Filmmaker under lockdown: Bagane Fiola


It seems to me that my whole month of February was spent only on conditioning myself to begin the work on the post-production of what would be my third feature film. It is a documentary film that follows the Filipino singer and ethnomusicologist Grace Nono as she revisits her shaman mentors—the keepers of indigenous sacred chants and rituals. I’ve already reserved a suite in the office as an exclusive space for the editing phase of the project. I even purchased a new headset so as to distract the curiosity of fellow filmmakers who share the rent in the same building, but most deliberately for the purpose of not attracting the Unseen who has been dwelling in the office long before us. Then the COVID-19 pandemic came, like a “jump cut” in a movie scene that seems so irrelevant in the whole montage. The coronavirus eventually swarmed several areas in the archipelago in a matter of weeks. On March 16, people who originated from the provinces and who were only transient or working in Manila would then leave rapidly for their hometowns in the next 72 hours before the capital, where the first coronavirus infection happened in the country, engaged in a total lockdown. Other cities would follow the order to implement Enhanced Community Quarantine or ECQ imposed by the President of the Philippines. Some remained lax and some became, initially, in denial. But there were many who prayed in the midst of uncertainty, hoping that the arrival of asymptomatic returnees would not contaminate the population in their provinces. I became more of the latter, to a point where I began to wonder about the essential role of regional filmmakers in Philippine cinema amidst the pandemic crisis, while the country’s film center, where the production grants and award-giving bodies dominate, has been affected with orders that restrict movement of the “non-essential” population. 


For several days, after the imposition of ECQ here in Davao City [more than 600 miles from Manila], I was trying to, as much as I could, distance myself from social media, except from the government announcement posts, news reports, and COVID-19 updates, which all have contributed to my enormous novel anxieties and an outbreak of sleepless nights filled with irrepressible wonderings on how my decades of filmmaking investments would become useless, when it comes to a point where even imagining cinema as being shared by a community in a theater or other big screen venues is impossible. Despite the vast achievement of regional cinema, the uncertainty the outbreak has brought would make it more impossible for our own community filmmaking efforts to even project a faint light. 

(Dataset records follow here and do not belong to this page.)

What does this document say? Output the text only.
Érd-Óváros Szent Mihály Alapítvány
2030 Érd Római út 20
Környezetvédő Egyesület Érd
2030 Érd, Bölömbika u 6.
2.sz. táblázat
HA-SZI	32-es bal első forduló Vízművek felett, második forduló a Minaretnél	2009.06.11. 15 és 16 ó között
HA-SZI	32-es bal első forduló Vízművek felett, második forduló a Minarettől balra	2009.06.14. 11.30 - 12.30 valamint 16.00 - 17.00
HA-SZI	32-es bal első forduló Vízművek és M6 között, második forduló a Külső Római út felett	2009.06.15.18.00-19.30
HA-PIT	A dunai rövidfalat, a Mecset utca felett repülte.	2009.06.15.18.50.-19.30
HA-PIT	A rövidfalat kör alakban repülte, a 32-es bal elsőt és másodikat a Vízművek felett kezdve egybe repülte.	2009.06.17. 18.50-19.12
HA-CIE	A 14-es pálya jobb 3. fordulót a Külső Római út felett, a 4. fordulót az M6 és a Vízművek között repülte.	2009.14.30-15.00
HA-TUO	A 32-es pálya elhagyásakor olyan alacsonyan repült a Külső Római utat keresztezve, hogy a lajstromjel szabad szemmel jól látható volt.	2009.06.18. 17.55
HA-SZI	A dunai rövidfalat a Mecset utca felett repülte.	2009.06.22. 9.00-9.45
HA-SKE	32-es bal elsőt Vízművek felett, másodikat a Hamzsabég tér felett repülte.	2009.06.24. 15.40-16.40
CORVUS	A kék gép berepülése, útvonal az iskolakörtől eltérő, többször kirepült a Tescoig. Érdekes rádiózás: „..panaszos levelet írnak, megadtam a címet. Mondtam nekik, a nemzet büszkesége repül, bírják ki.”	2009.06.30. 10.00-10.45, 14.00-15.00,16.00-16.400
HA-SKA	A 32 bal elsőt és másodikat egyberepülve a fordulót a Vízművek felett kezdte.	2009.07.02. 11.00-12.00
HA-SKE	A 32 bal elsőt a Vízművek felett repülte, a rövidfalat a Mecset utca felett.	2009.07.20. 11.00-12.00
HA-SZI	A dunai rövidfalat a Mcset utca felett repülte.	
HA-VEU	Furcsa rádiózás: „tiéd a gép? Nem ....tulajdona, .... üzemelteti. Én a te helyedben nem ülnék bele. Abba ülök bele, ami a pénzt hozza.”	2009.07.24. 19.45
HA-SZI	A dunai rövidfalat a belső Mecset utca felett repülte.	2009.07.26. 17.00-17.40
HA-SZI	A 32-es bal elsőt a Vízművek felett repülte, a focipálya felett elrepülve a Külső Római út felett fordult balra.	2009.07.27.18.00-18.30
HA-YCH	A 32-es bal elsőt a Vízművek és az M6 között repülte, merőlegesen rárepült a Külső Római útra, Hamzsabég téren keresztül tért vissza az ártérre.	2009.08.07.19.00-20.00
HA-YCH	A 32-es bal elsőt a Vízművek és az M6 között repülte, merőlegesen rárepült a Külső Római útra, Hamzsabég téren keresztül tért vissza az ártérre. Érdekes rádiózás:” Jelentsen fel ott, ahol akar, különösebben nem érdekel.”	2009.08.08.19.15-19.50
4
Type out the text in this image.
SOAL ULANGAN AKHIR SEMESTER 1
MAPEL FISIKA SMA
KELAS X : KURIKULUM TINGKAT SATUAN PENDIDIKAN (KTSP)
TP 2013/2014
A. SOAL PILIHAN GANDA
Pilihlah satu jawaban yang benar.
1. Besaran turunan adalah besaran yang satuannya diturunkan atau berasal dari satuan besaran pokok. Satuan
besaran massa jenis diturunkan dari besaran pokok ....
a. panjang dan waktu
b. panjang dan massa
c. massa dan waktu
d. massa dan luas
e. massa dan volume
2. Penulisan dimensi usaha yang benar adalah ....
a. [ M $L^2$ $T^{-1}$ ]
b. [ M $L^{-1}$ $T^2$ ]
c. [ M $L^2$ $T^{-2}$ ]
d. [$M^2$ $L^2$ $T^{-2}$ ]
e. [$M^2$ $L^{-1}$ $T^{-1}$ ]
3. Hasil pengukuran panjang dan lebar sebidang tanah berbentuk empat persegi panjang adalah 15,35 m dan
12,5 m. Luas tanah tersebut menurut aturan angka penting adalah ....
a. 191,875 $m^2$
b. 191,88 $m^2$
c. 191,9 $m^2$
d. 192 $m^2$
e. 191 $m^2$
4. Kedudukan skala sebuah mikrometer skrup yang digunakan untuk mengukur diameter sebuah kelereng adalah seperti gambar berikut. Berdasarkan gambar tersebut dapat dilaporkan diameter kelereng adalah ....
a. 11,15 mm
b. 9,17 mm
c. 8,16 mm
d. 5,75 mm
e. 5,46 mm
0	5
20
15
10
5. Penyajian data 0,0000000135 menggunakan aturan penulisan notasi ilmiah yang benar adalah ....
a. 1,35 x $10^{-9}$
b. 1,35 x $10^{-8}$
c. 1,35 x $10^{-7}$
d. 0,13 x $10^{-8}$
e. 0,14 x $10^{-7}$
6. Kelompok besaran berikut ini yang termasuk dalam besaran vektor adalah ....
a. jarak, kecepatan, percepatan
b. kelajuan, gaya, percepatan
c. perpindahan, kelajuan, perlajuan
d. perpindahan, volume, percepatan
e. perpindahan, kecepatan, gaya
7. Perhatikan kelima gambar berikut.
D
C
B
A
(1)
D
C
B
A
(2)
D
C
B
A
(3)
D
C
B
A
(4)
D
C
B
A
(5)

The daze of the days that followed slowly transformed more and more into lethargy. There were scenarios that I was no longer aware of, physical objects that my eyes started conceiving, like those characters in the book that I was reading that took shapes in the landscape of my mind but never existed in that work of literature, or another fabricated plot drifted from the movie I was watching that never made sense at all. There were also times when dreams became my constant amusement. Out of nowhere, a friend of mine, whose physical appearance I've had trouble remembering or imagining ever since losing contact with him for decades, suddenly appears in my dream vividly. Another dream was with a skeleton crew somewhere in a suburban area shooting a low-budget film with Grace Nono, and in that dream, I can only recognize them as shapes moving so slow against the setting sun. The next morning, I received a text message from Grace. We talked over the phone about the possibilities of resuming the editing of our documentary film amidst the crisis and how we could move forward to look for post-production grant or support. I was also reminded by the events in our documentary shoot in one of the Blaan tribes in South Cotabato province—we respected the Blaan’s request not to start the production on the first day of the year since they would be spending that time to offer rituals most dedicatedly to the prophesized prodigious event that would happen in the year 2020 which, on a hopeful note, would contribute greatly and positively to nature. Dreams are always the indigenous peoples’ ways of connecting with the ancestral spirits of the lands and their way of life—weaving, medicine, chants, the hunt for food, and even the nature of the universe are all manifested in their dreams. Dreams are coming back to me now maybe because of the slowness of time brought about by the pandemic. I have been separated from my dreaming world for a long time, I could not remember since when. They always make sense to me especially when everything seems impossible to decipher. Dreams make me more human, they are my inspirations for most of the stories I wrote and most of the films I made, but most importantly they allow me to breathe, away from the complicated material world. 


They say a good film always gives meaning to all visual elements and connects everything for the so- called harmony of beauty. After a couple of months in quarantine, I became more connected to myself and eventually became hopeful that whatever happens to all the prophesies of this world, somehow this “jump cut” would make sense in the whole montage. Perhaps, the advent of online cinema is beginning to comfort my apprehensions, giving me a hint of life for regional filmmakers to surface from their own waters. Perhaps it is also true that cinema will always find its way to be in its purest form, of being ethereal in no matter what medium it thrives, and that we should somehow allow it to dream itself and become less material, away from becoming more of a product produced from recycled elements, as we also should allow ourselves to flow and be subject to its ever-changing reflections. I think cinema is our own spirit, that we may continue to live and dream.